Тишина продолжалась недолго, да и относился к ней Казарин всегда с опаскою, она способна была завязать все, что имелось у человека внутри, в один узел, сделать его каменным, от недоброго ожидания иной боец мог вообще окаменеть — целиком, и если немцы не капитулировали, то и тишины никакой не надо…
Словно бы отзываясь на мысли, болезненно роящиеся в голове капитана, парализующая тишь внезапно взорвалась, пространство загрохотало вновь, свои лютые песни запели не только автоматы, выползшие откуда-то фольксштурмисты сделали несколько гулких, сопровождаемых паровозным шипением выстрелов из фаустпатронов, с пушечным лязганьем невдалеке загрохотал тяжелый крупнокалиберный пулемет.
Как бы там ни было, капитуляцией берлинского гарнизона пока не пахло.
Уличное пространство было затянуто лохматым маслянистым дымом: горели сразу три танка, два немецких и один наш — старая, помятая самоходка, подпаленная, похоже, фаустпатроном. Экипаж самоходки выбрался из машины и укрылся за каменным корпусом электроподстанции.
Впрочем, по размерам этот темный, пропахший порохом домишко больше походил на платяной шкаф, чем на промышленное здание, и уж совсем не походил на корпус электроподстанции…
Неожиданно из подвального лаза выполз один немец, испачканный красной кирпичной пылью, за ним второй, Казарин понял, чем все это может пахнуть, и внезапно охрипшим голосом скомандовал своей притихшей от осознания того, где она находилась, группе:
— За мной!
Конечно, и в кабинет Гитлера, и в коридоры, заваленные мебелью и засыпанные орденами, они уже вряд ли когда попадут — как только закончатся городские бои, тут и смершевцы появятся, и разведка, и штабные офицеры — разный люд будет топтаться, а тех, кто с ходу, с боем брал бронированные бункера фюрера, отодвинут в сторону, и капитан считал это правильным, поскольку дело переходило уже в плоскость государственных интересов — высшую, так сказать, ступень политического бытия, если же пускать всех, то очень скоро затопчут все следы, ничего, кроме пыли и кирпичной крошки, не останется.
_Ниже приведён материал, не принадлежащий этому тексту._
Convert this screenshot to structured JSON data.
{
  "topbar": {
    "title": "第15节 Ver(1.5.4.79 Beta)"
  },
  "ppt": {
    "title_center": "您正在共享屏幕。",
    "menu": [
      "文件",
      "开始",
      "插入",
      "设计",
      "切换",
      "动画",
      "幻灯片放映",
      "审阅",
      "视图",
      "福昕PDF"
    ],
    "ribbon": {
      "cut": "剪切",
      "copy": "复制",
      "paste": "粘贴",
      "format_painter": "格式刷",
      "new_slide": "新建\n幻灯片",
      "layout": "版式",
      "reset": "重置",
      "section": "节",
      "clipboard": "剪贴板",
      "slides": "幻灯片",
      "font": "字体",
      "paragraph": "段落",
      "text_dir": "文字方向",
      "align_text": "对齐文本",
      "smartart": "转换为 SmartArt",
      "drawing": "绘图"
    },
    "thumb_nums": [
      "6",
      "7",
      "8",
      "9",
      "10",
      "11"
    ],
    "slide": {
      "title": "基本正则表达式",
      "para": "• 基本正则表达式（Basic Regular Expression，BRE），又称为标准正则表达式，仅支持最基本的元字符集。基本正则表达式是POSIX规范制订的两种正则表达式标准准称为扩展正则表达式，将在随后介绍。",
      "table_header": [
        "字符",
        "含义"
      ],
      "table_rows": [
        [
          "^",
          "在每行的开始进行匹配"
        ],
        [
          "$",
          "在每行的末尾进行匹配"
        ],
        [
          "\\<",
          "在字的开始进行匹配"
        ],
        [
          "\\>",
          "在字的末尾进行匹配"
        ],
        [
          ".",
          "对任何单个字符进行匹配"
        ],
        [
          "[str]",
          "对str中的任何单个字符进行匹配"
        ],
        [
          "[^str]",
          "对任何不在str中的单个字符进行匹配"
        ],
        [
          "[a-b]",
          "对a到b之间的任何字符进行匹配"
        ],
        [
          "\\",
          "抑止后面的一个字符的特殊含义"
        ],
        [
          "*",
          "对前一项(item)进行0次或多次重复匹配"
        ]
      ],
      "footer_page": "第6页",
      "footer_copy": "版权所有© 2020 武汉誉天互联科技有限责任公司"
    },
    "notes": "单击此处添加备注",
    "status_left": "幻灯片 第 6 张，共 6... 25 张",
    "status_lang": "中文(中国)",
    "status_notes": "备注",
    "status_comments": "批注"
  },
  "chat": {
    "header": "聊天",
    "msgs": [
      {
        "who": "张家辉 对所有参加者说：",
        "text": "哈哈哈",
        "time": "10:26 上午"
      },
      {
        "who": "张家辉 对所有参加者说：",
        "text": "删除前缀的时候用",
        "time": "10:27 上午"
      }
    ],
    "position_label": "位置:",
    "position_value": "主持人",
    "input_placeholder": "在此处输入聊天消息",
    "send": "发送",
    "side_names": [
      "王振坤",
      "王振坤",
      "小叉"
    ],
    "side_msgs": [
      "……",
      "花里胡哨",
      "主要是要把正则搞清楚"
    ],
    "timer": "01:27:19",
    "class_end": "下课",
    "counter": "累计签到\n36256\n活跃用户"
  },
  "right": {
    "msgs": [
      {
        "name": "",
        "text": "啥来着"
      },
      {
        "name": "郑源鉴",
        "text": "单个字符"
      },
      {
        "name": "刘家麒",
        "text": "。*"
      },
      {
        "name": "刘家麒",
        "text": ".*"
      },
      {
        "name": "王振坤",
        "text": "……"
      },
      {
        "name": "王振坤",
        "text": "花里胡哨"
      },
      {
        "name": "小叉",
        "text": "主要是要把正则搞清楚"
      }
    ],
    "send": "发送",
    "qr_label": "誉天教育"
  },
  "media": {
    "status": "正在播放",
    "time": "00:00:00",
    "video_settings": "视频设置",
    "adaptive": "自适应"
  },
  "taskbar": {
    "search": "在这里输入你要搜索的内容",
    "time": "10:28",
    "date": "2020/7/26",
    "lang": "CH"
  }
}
А немцы выдавливались из подвала, будто червяки из навоза, шустро, один за другим — судя по всему, прошли по подземным коммуникациям, по лазам, пахнущим гнильем и туалетными стоками.
— Баринов, на правый фланг! — скомандовал капитан, сам с тремя бойцами выдвинулся влево: надо было прикрыть самоходчиков, с пистолетами "ТТ" против немецких "шмайссеров" они долго не продержатся. — Когда же вы успели наплодиться в таком количестве? — воскликнул Казарин и одной точной очередью слизнул край червячьей цепочки.
Немцы попадали на землю и через несколько мгновений, поняв, что вряд ли они сумеют здесь пробиться на волю, в ближайший лес, поспешно начали вдавливаться назад, в свой подвал, — иначе не спастись. Вылазка на свежий воздух обошлась им в полдесятка трупов.